E sull’alluvione, Misirocchi conclude: «Oltre all’acqua dello scorso maggio, non dobbiamo dimenticare le frane in collina e le gelate degli ultimi tre anni: è sempre più importante avere delle coperture assicurative che vanno ripensate in modo diverso: quelle attuali non hanno coperto i danni. Servono sistemi diversi di intervento che ci possano mettere in condizione di assicurare il reddito».
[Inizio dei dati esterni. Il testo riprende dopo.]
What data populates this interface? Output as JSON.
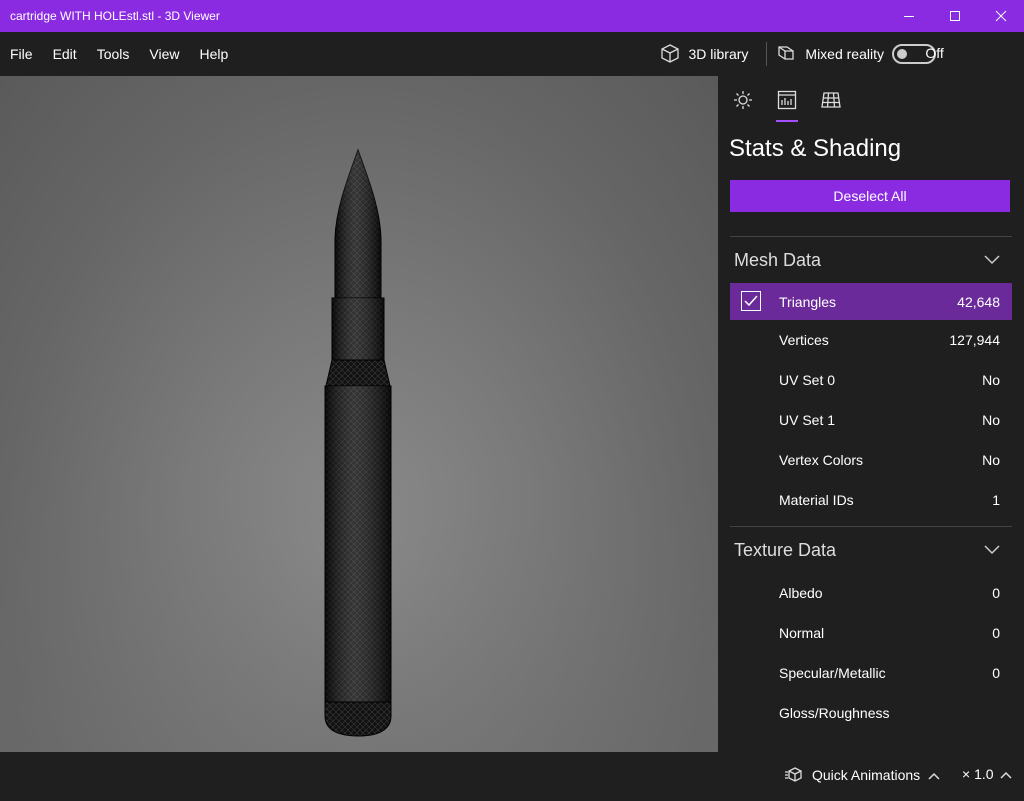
{
  "window": {
    "title": "cartridge WITH HOLEstl.stl - 3D Viewer",
    "accent_color": "#8a2be2"
  },
  "menu": {
    "items": [
      "File",
      "Edit",
      "Tools",
      "View",
      "Help"
    ],
    "library_label": "3D library",
    "mixed_reality_label": "Mixed reality",
    "mixed_reality_state": "Off"
  },
  "panel": {
    "tabs": [
      {
        "icon": "lighting-icon"
      },
      {
        "icon": "stats-icon",
        "active": true
      },
      {
        "icon": "grid-icon"
      }
    ],
    "title": "Stats & Shading",
    "deselect_label": "Deselect All",
    "mesh_section": {
      "title": "Mesh Data",
      "rows": [
        {
          "label": "Triangles",
          "value": "42,648",
          "selected": true,
          "checked": true
        },
        {
          "label": "Vertices",
          "value": "127,944"
        },
        {
          "label": "UV Set 0",
          "value": "No"
        },
        {
          "label": "UV Set 1",
          "value": "No"
        },
        {
          "label": "Vertex Colors",
          "value": "No"
        },
        {
          "label": "Material IDs",
          "value": "1"
        }
      ]
    },
    "texture_section": {
      "title": "Texture Data",
      "rows": [
        {
          "label": "Albedo",
          "value": "0"
        },
        {
          "label": "Normal",
          "value": "0"
        },
        {
          "label": "Specular/Metallic",
          "value": "0"
        },
        {
          "label": "Gloss/Roughness",
          "value": ""
        }
      ]
    }
  },
  "bottom": {
    "quick_animations_label": "Quick Animations",
    "speed_label": "× 1.0"
  }
}
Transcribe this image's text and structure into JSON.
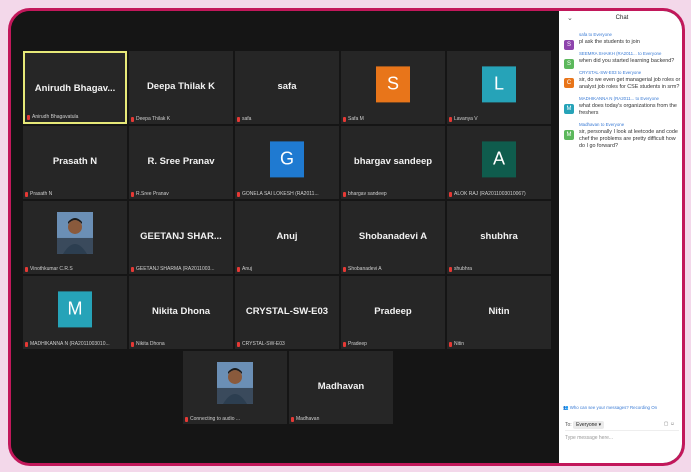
{
  "colors": {
    "frame": "#c2185b",
    "active_border": "#e6e878",
    "mic_muted": "#e53935"
  },
  "gallery": {
    "rows": [
      [
        {
          "name": "Anirudh  Bhagav...",
          "label": "Anirudh Bhagavatula",
          "active": true
        },
        {
          "name": "Deepa Thilak K",
          "label": "Deepa Thilak K"
        },
        {
          "name": "safa",
          "label": "safa"
        },
        {
          "initial": "S",
          "color": "#e8751a",
          "label": "Safa M"
        },
        {
          "initial": "L",
          "color": "#26a3b8",
          "label": "Lavanya V"
        }
      ],
      [
        {
          "name": "Prasath N",
          "label": "Prasath N"
        },
        {
          "name": "R. Sree Pranav",
          "label": "R.Sree Pranav"
        },
        {
          "initial": "G",
          "color": "#1f7ad1",
          "label": "GONELA SAI LOKESH (RA2011..."
        },
        {
          "name": "bhargav sandeep",
          "label": "bhargav sandeep"
        },
        {
          "initial": "A",
          "color": "#0f5c4d",
          "label": "ALOK RAJ (RA2011003010067)"
        }
      ],
      [
        {
          "photo": true,
          "label": "Vinothkumar C.R.S"
        },
        {
          "name": "GEETANJ SHAR...",
          "label": "GEETANJ SHARMA (RA2011003..."
        },
        {
          "name": "Anuj",
          "label": "Anuj"
        },
        {
          "name": "Shobanadevi A",
          "label": "Shobanadevi A"
        },
        {
          "name": "shubhra",
          "label": "shubhra"
        }
      ],
      [
        {
          "initial": "M",
          "color": "#26a3b8",
          "label": "MADHIKANNA N (RA2011003010..."
        },
        {
          "name": "Nikita Dhona",
          "label": "Nikita Dhona"
        },
        {
          "name": "CRYSTAL-SW-E03",
          "label": "CRYSTAL-SW-E03"
        },
        {
          "name": "Pradeep",
          "label": "Pradeep"
        },
        {
          "name": "Nitin",
          "label": "Nitin"
        }
      ],
      [
        {
          "photo": true,
          "label": "Connecting to audio ..."
        },
        {
          "name": "Madhavan",
          "label": "Madhavan"
        }
      ]
    ]
  },
  "chat": {
    "title": "Chat",
    "messages": [
      {
        "sender": "safa to Everyone",
        "initial": "S",
        "color": "#8e44ad",
        "text": "pl ask the students to join"
      },
      {
        "sender": "SEEMRA SHAIKH (RA2011... to Everyone",
        "initial": "S",
        "color": "#5cb85c",
        "text": "when did you started learning backend?"
      },
      {
        "sender": "CRYSTAL-SW-E03 to Everyone",
        "initial": "C",
        "color": "#e8751a",
        "text": "sir, do we even get managerial job roles or analyst job roles for CSE students in srm?"
      },
      {
        "sender": "MADHIKANNA N (RA2011... to Everyone",
        "initial": "M",
        "color": "#26a3b8",
        "text": "what does today's organizations from the freshers"
      },
      {
        "sender": "Madhavan to Everyone",
        "initial": "M",
        "color": "#5cb85c",
        "text": "sir, personally I look at leetcode and code chef the problems are pretty difficult how do I go forward?"
      }
    ],
    "privacy_note": "Who can see your messages? Recording On",
    "to_label": "To:",
    "to_value": "Everyone ▾",
    "tools": "▢ ☺",
    "input_placeholder": "Type message here..."
  }
}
NICOLA DALMONTE (COLDIRETTI):
«RISCHIO ABBANDONO DEI TERRENI»
Nicola Dalmonte, presidente Coldiretti Ravenna, sottolinea: «Come associazione eravamo a manifestare proprio a Bruxelles, che è il luogo dove dobbiamo andare a portare le nostre istanze, dove si decidono le politiche agricole. Si sono ottenuti alcuni risultati importanti come il blocco della normativa sui fitofarmaci, e l’obbligo di lasciare il 4% dei terreni incolti. Questi per noi sono risultati importanti. Negli altri Paesi europei la situazione è diversa dalla nostra e collegata alla fiscalità dei gasoli».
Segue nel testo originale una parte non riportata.